Johan Naughton in The Guardian:
In cyberspace, Brockman is best known for Edge.org, a site he founded as a continuation of what he describes as “a failed art experiment” by his late friend, performance artist James Lee Byars. Byars believed, Brockman recalls, “that to arrive at a satisfactory plateau of knowledge it was pure folly to go to Widener Library at Harvard and read six million books. Instead, he planned to gather the 100 most brilliant minds in the world in a room, lock them in and have them ask one another the questions they’d been asking themselves. The expected result – in theory – was to be a synthesis of all thought.” But it didn’t work out that way. Byars did identify his 100 most brilliant minds and phoned each of them. The result: 70 hung up on him!

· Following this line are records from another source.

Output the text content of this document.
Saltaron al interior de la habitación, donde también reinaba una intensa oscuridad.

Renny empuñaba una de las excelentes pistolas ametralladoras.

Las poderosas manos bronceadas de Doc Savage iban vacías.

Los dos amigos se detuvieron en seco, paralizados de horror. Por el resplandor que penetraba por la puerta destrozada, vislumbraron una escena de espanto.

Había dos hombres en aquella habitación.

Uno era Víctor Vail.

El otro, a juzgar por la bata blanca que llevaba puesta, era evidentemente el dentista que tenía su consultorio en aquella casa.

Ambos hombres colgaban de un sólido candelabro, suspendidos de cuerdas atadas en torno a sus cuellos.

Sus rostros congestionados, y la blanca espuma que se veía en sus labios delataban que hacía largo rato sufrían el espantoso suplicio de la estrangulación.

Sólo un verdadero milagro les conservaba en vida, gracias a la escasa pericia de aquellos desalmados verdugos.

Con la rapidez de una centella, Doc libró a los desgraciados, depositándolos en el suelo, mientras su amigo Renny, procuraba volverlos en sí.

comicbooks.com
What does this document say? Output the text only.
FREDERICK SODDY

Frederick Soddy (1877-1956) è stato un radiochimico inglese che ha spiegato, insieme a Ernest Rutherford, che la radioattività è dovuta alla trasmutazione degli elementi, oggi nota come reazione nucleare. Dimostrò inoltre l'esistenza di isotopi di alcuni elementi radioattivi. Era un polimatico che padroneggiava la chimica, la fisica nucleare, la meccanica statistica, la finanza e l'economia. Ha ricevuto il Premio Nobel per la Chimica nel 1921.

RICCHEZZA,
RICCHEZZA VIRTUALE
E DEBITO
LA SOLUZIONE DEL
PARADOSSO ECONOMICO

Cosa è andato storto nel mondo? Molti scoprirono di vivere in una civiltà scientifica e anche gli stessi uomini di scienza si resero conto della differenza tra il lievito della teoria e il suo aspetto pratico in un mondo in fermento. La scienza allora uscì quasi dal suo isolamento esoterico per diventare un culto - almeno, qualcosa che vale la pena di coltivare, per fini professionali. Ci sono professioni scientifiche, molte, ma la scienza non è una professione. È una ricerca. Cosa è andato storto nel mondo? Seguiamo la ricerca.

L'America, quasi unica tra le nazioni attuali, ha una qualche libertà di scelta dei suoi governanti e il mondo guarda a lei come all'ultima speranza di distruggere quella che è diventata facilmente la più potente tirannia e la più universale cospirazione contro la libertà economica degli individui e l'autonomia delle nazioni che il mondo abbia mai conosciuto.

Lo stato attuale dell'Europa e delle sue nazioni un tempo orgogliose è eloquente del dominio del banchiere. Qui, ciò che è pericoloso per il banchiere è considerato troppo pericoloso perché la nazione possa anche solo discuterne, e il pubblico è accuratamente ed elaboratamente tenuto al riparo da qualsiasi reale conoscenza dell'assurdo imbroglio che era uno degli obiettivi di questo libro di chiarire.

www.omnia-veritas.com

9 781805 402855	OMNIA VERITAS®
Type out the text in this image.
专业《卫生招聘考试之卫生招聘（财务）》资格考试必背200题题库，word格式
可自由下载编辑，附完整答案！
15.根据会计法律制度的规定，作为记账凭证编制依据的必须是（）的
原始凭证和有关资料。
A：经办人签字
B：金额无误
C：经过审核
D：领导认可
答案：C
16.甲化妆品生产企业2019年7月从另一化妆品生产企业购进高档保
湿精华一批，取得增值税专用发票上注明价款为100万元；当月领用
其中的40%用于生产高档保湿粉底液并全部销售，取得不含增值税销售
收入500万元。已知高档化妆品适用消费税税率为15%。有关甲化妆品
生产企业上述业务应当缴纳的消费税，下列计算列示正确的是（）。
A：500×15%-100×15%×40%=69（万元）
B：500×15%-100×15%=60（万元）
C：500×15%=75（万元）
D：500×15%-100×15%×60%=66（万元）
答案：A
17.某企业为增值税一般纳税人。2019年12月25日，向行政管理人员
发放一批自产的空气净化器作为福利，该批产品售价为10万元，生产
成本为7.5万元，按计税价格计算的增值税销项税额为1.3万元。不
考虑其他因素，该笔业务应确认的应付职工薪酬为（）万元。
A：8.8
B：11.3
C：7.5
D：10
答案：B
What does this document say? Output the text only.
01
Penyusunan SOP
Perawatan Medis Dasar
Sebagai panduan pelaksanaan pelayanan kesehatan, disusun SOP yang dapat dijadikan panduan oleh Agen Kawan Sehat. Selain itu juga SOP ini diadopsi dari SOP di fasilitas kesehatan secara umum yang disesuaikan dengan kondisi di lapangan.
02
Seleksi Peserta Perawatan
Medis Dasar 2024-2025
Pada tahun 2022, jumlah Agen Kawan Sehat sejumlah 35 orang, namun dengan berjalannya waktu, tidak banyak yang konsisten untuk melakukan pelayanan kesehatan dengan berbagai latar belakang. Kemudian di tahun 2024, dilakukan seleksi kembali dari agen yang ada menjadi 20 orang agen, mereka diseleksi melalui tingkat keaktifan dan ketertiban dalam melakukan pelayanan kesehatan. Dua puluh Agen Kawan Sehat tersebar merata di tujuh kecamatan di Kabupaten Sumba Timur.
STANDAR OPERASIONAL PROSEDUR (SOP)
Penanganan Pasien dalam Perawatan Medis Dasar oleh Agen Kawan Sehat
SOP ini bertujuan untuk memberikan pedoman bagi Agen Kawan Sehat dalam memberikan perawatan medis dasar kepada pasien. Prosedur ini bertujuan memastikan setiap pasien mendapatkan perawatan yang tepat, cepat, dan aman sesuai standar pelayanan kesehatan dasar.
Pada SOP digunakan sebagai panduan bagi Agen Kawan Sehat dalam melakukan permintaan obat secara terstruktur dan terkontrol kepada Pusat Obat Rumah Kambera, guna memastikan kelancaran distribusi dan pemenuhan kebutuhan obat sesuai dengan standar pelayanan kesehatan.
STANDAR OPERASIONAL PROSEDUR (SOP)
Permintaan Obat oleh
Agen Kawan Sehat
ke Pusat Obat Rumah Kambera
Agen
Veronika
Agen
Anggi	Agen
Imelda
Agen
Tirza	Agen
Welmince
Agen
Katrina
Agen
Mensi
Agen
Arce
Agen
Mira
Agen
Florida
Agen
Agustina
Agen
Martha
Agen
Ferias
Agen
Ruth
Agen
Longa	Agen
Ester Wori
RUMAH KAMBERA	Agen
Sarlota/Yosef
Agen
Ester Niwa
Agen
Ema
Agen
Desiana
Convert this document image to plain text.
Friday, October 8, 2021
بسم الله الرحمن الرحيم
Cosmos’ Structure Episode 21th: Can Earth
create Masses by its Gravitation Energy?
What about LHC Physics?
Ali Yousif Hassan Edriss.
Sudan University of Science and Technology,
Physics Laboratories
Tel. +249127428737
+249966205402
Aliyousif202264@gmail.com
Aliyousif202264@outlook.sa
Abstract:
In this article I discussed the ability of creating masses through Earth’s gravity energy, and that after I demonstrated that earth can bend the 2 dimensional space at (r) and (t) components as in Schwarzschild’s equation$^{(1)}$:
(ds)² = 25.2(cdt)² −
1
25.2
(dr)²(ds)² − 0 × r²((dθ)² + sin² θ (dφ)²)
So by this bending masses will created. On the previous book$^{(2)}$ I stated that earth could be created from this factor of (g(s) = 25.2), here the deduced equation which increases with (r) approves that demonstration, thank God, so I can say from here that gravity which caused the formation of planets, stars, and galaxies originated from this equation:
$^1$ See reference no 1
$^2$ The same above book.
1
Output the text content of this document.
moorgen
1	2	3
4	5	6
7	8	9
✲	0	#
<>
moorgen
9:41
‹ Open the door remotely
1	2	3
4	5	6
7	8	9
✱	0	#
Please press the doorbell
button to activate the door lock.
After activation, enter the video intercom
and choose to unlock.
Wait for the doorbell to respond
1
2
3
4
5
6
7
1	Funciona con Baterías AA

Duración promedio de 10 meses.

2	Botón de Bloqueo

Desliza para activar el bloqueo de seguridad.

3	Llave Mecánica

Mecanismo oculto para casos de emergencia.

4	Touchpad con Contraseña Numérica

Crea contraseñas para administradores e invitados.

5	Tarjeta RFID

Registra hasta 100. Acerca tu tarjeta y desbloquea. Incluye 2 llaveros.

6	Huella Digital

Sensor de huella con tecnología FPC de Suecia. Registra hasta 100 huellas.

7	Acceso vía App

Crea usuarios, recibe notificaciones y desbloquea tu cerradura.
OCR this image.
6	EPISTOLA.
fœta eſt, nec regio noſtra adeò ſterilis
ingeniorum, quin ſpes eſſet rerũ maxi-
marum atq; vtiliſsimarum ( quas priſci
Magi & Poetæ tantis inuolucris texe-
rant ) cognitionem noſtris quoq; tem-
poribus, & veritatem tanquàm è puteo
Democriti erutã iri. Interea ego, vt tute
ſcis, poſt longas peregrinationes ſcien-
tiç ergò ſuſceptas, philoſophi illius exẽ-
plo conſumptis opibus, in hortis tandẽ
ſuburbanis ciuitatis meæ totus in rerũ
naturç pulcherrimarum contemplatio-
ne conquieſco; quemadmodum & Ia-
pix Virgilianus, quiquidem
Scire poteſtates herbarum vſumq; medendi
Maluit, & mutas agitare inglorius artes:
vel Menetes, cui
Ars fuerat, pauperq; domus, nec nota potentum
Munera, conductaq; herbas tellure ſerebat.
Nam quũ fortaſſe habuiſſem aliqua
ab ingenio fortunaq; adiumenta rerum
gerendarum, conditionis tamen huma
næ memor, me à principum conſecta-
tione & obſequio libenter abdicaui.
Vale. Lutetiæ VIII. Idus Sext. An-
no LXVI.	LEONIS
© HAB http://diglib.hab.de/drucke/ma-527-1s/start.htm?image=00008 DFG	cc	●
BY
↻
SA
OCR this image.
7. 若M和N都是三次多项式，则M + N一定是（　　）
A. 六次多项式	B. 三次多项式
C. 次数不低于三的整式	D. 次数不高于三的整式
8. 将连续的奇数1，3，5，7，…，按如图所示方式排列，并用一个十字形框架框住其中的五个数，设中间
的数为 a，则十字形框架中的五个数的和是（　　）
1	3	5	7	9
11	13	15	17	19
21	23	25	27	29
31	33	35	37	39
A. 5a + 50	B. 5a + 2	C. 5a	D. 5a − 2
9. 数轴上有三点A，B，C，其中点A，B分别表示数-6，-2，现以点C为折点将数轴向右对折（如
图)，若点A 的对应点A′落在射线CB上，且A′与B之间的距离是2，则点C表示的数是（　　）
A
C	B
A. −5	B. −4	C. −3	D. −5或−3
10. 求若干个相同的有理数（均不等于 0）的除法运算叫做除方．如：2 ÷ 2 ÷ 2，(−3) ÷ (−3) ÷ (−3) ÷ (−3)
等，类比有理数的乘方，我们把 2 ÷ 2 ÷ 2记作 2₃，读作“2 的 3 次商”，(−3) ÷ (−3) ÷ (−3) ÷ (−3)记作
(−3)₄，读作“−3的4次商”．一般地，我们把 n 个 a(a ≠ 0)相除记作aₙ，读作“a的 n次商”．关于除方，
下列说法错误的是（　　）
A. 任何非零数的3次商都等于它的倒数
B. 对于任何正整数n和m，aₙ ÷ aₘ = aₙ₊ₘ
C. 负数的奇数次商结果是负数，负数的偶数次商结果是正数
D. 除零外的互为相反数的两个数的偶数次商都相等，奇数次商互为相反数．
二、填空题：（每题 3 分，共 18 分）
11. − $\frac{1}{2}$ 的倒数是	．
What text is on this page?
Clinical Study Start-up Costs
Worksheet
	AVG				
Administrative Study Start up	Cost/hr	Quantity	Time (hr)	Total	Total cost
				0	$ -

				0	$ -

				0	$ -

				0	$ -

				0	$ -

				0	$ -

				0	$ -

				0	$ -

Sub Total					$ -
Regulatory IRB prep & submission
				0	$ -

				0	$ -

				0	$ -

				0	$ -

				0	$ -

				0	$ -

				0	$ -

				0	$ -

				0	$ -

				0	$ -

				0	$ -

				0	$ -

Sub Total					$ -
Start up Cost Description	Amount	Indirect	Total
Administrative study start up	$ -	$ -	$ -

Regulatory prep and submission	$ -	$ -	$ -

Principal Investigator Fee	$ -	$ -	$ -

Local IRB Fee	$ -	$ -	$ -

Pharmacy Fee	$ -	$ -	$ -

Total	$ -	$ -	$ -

Byars died in 1997, but Brockman persisted with his idea, or at any rate with the notion that it might be possible to do something analogous using the internet. And so Edge.org was born as a kind of high-octane online salon with Brockman as its editor and host. He describes it as “a conversation. We look for people whose creative work has expanded our notion of who and what we are. We encourage work on the cutting edge of the culture and the investigation of ideas that have not been generally exposed.”As of now, the roll call of current and deceased members of the Edge salon runs to 660. They include many of the usual suspects (Richard Dawkins, Craig Venter and Stewart Brand, for example, plus Daniel Dennett, Steven Pinker, George Lakoff, Daniel Kahneman, Nassim Nicholas Taleb, Murray Gell-Mann, Nick Humphreycorrect and Richard Thaler, to name just a few.).